A Student of History

March 15, 2007

Goodbye to Good Grades

Filed under: The Academy — John Maass @ 7:11 pm

In a very unusual move, Hamilton College said today that it “will stop offering merit scholarships to incoming students in 2008 and use the money instead to provide more need-based assistance to low-and middle-income families.”  Apparently, this action has prompted a bunch of positive reactions from other people in the field, though the news report I have read (CNN) states that it really is going to “affect only a few dozen students.”  I am not sure why this is so–because the school doesn’t give out much merit based aid now, as it is?   

Anyway, that is beside the point.  Perhaps it may be that Hamilton College is reacting to a growing chorus of folks who declare that all schools can be faulted for “using their resources to lure high-achieving students — many of whom don’t need the money to attend college.”  This has the result of “thereby improving a school’s academic standing at the expense of its economic diversity.” 

Whoaa….Wait a minute–is it really more important to achieve “economic diversity” than it is to improve a school’s academic standing?  Isn’t that what schools are for–academic excellence (hint: that’s why they call it the academy!)  And let’s be straight–economic diversity is really a code word for class.  Thus, could it be that some are calling for a kind of affirmative action policy based on class/income?

CNN goes on to report that:

Hamilton, a 195-year-old liberal arts college in upstate New York with about 1,800 students, has awarded a limited number of merit scholarships since 1997. On average, 15 to 20 students out of a first-year class of 470 have received merit scholarships of up to half tuition. Approximately 5 percent of Hamilton’s $21 million financial aid budget is spent on merit aid, according to Monica Inzer, dean of admission and financial aid. The new policy will reallocate about $1 million each year for additional need-based aid, she said.

They go on to say that “more than half of all Hamilton students receive need-based financial aid. The average financial aid package (grant, work-study, loan) for those students exceeds $26,000…It costs $43,890 a year to attend Hamilton.”

What?!?!?  No wonder their kids need to have aid redistributed based not on merit but on a lack of resources!  I wonder if anyone at Hamilton has thought about ways to cut the costs of a year there. 

Now don’t get me wrong.  I feel very strongly that if one can’t afford a good school (and Hamilton is for the most part, despite a very pronounced PC list to the left) but have the academic credentials or potential to do well at a top-tier place that there ought to be ways of figuring out how to go.  But should not one of these ways be merit?  I mean, historically, that is how good students from poorer families got their break–merit scholarships.  I should know, I was one.  I came from a farm family with a very low income, and went to one of the best liberal arts colleges inthe nation–on an ROTC ride based on merit.  I also received some financial aid from the school, W&L, for that which Uncle Sam did not cover. 

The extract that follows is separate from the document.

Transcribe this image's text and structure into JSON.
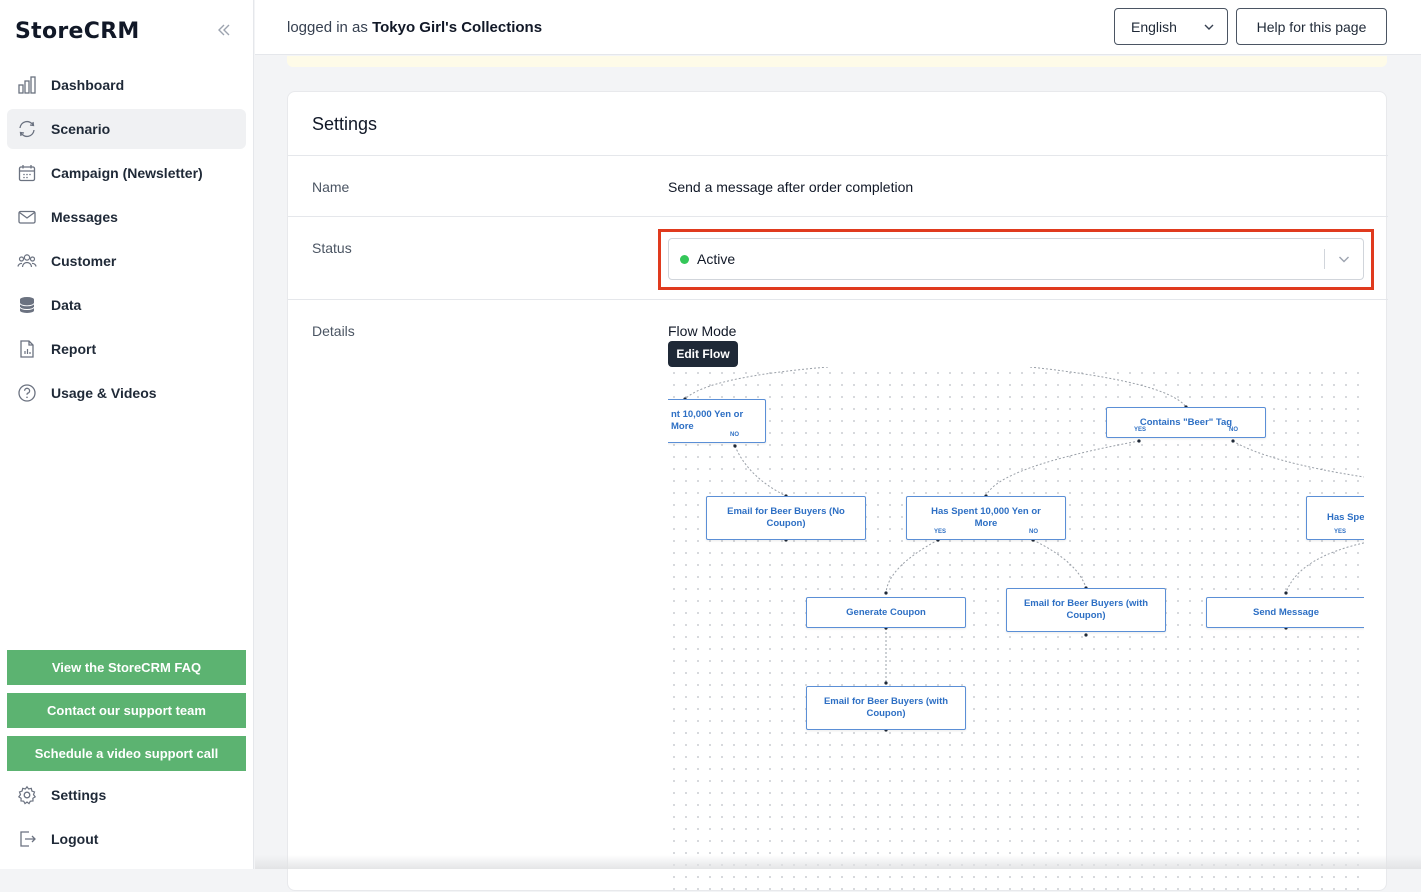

In addition, I think that at W&L when I was there in the mid-1980s, the biggest weakness I could tell was that there were far too many rich kids there who had no idea what poverty was, or even what middle class life was like.  That was not a good scene, and fortunatley that has changed for the better today.  Nevertheless, I was a poorer kid from a public high school that did well, and got to go there free based primarily on merit.  Now, under Hamilton’s plan, I suppose that I would have gotten a lot of aid too based on need. 

What bothers me is if this trend turns out to be a way of socking it to the rich.  If a kid does well in high school but happens to come from a wealthy family, why shouldn’t she or he get a financial reward for it?  This basically means from a parent’s perspective that because you’ve got money, no matter how well your kid performs in high school (eh, prep school that is), it’s full cost.  There’s something wrong with that.  As I noted above, W&L could have used some more diversity while I was there (in several categories), but not at the expense of academic excellence.  That is why we all went there in the first place…..if Hamilton really wants to help out students who need financial aid, cut costs.